The AI Cloud division spearheaded growth, jumping 841% to $390 million. Adjusted EBITDA transformed from a $53.7 million deficit to $129.5 million in positive territory. Net income from continuing operations reversed from a $104.3 million loss to a $621.2 million gain.
Challenges exist. Adjusted net loss expanded to $100.3 million from $83.6 million, demonstrating the significant capital deployment necessary for scaling operations. The company also elevated its 2026 capital expenditure forecast to $20–$25 billion from the previous $16–$20 billion range.

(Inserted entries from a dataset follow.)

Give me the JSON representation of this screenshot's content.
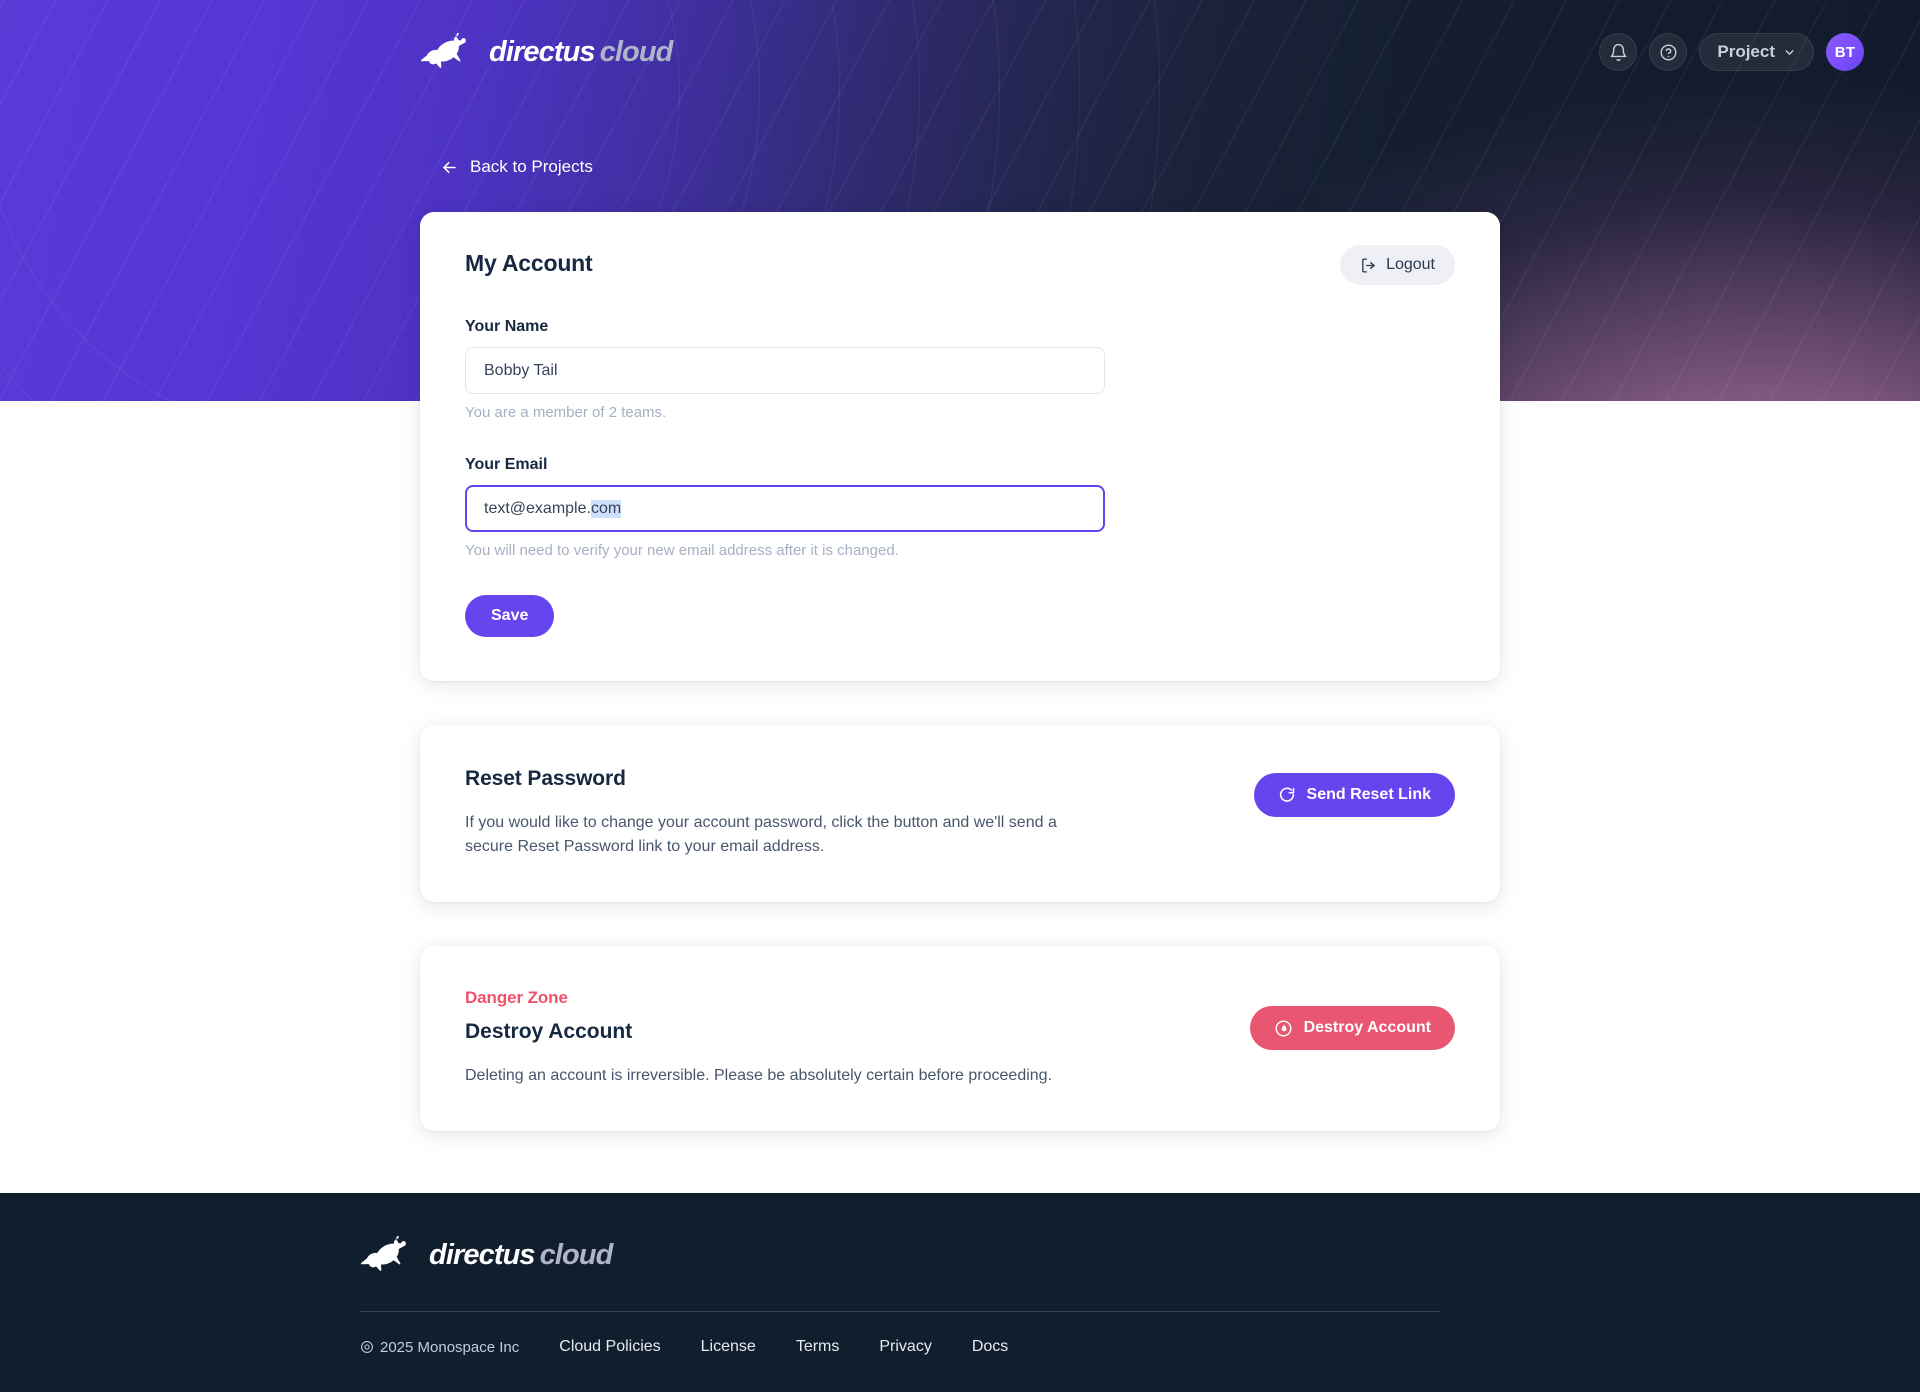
{
  "brand": {
    "word_primary": "directus",
    "word_secondary": "cloud",
    "logo_icon": "rabbit-logo-icon"
  },
  "topbar": {
    "notifications_icon": "bell-icon",
    "help_icon": "question-circle-icon",
    "project_label": "Project",
    "project_chevron_icon": "chevron-down-icon",
    "avatar_initials": "BT"
  },
  "back_link": {
    "label": "Back to Projects",
    "icon": "arrow-left-icon"
  },
  "account_card": {
    "title": "My Account",
    "logout_label": "Logout",
    "logout_icon": "logout-icon",
    "name_label": "Your Name",
    "name_value": "Bobby Tail",
    "name_hint": "You are a member of 2 teams.",
    "email_label": "Your Email",
    "email_value_plain": "text@example.",
    "email_value_selected": "com",
    "email_hint": "You will need to verify your new email address after it is changed.",
    "save_label": "Save"
  },
  "reset_card": {
    "title": "Reset Password",
    "body": "If you would like to change your account password, click the button and we'll send a secure Reset Password link to your email address.",
    "button_label": "Send Reset Link",
    "button_icon": "refresh-icon"
  },
  "danger_card": {
    "zone_label": "Danger Zone",
    "title": "Destroy Account",
    "body": "Deleting an account is irreversible. Please be absolutely certain before proceeding.",
    "button_label": "Destroy Account",
    "button_icon": "flame-icon"
  },
  "footer": {
    "copyright": "2025 Monospace Inc",
    "copyright_icon": "copyright-icon",
    "links": [
      {
        "label": "Cloud Policies"
      },
      {
        "label": "License"
      },
      {
        "label": "Terms"
      },
      {
        "label": "Privacy"
      },
      {
        "label": "Docs"
      }
    ]
  },
  "colors": {
    "accent_purple": "#6644EE",
    "danger_red": "#E85672",
    "danger_text": "#F0526C",
    "ink": "#172940",
    "hint": "#A6B0C2",
    "footer_bg": "#111E2E"
  }
}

Massive Partnerships Fuel Long-Term Pipeline
Substantial infrastructure commitments underpin the company’s trajectory. A multi-year arrangement worth approximately $27 billion with Meta alongside a $17.4 billion commitment from Microsoft establish extended revenue visibility. Nvidia deployed $2 billion in March and collaborates with Nebius on cloud infrastructure supporting robotics and physical AI applications.
Construction has commenced on a gigawatt-scale AI facility in Independence, Missouri. Additionally, the company secured a 1.2 GW power arrangement connected to a prospective $20 billion domestic expansion initiative.
Ownership of more than 75% of contracted power capacity represents an exceptionally high percentage for AI cloud operators. This ownership structure provides enhanced margin control and cost management compared with competitors relying predominantly on leased infrastructure.
Strategic Acquisitions Expand Platform Capabilities
Nebius pursues platform enhancement through targeted acquisitions. Plans include acquiring Eigen AI to reinforce its Token Factory inference platform, while onboarding Clarifai’s core personnel and licensing inference intellectual property to facilitate model deployment.
The company has also arranged to purchase Tavily, integrating agentic search functionality into its cloud portfolio. A collaboration with CrowdStrike delivers comprehensive security integration across its next-generation cloud infrastructure.
The launch of Nebius AI Cloud 3.5 introduced serverless AI capabilities for developers seeking on-demand computational resources without infrastructure management responsibilities.
Financially, Nebius maintained $9.3 billion in cash reserves against $8.4 billion in long-term obligations at the conclusion of Q1.
Management anticipates exiting 2026 with an annualized revenue run rate spanning $7–$9 billion. The subsequent earnings disclosure is scheduled for August 6, 2026. Analyst consensus projects Q2 2026 EPS at -$0.69.
Among 14 covering analysts, the consensus recommendation stands at “Moderate Buy” with an average price objective of $205.20.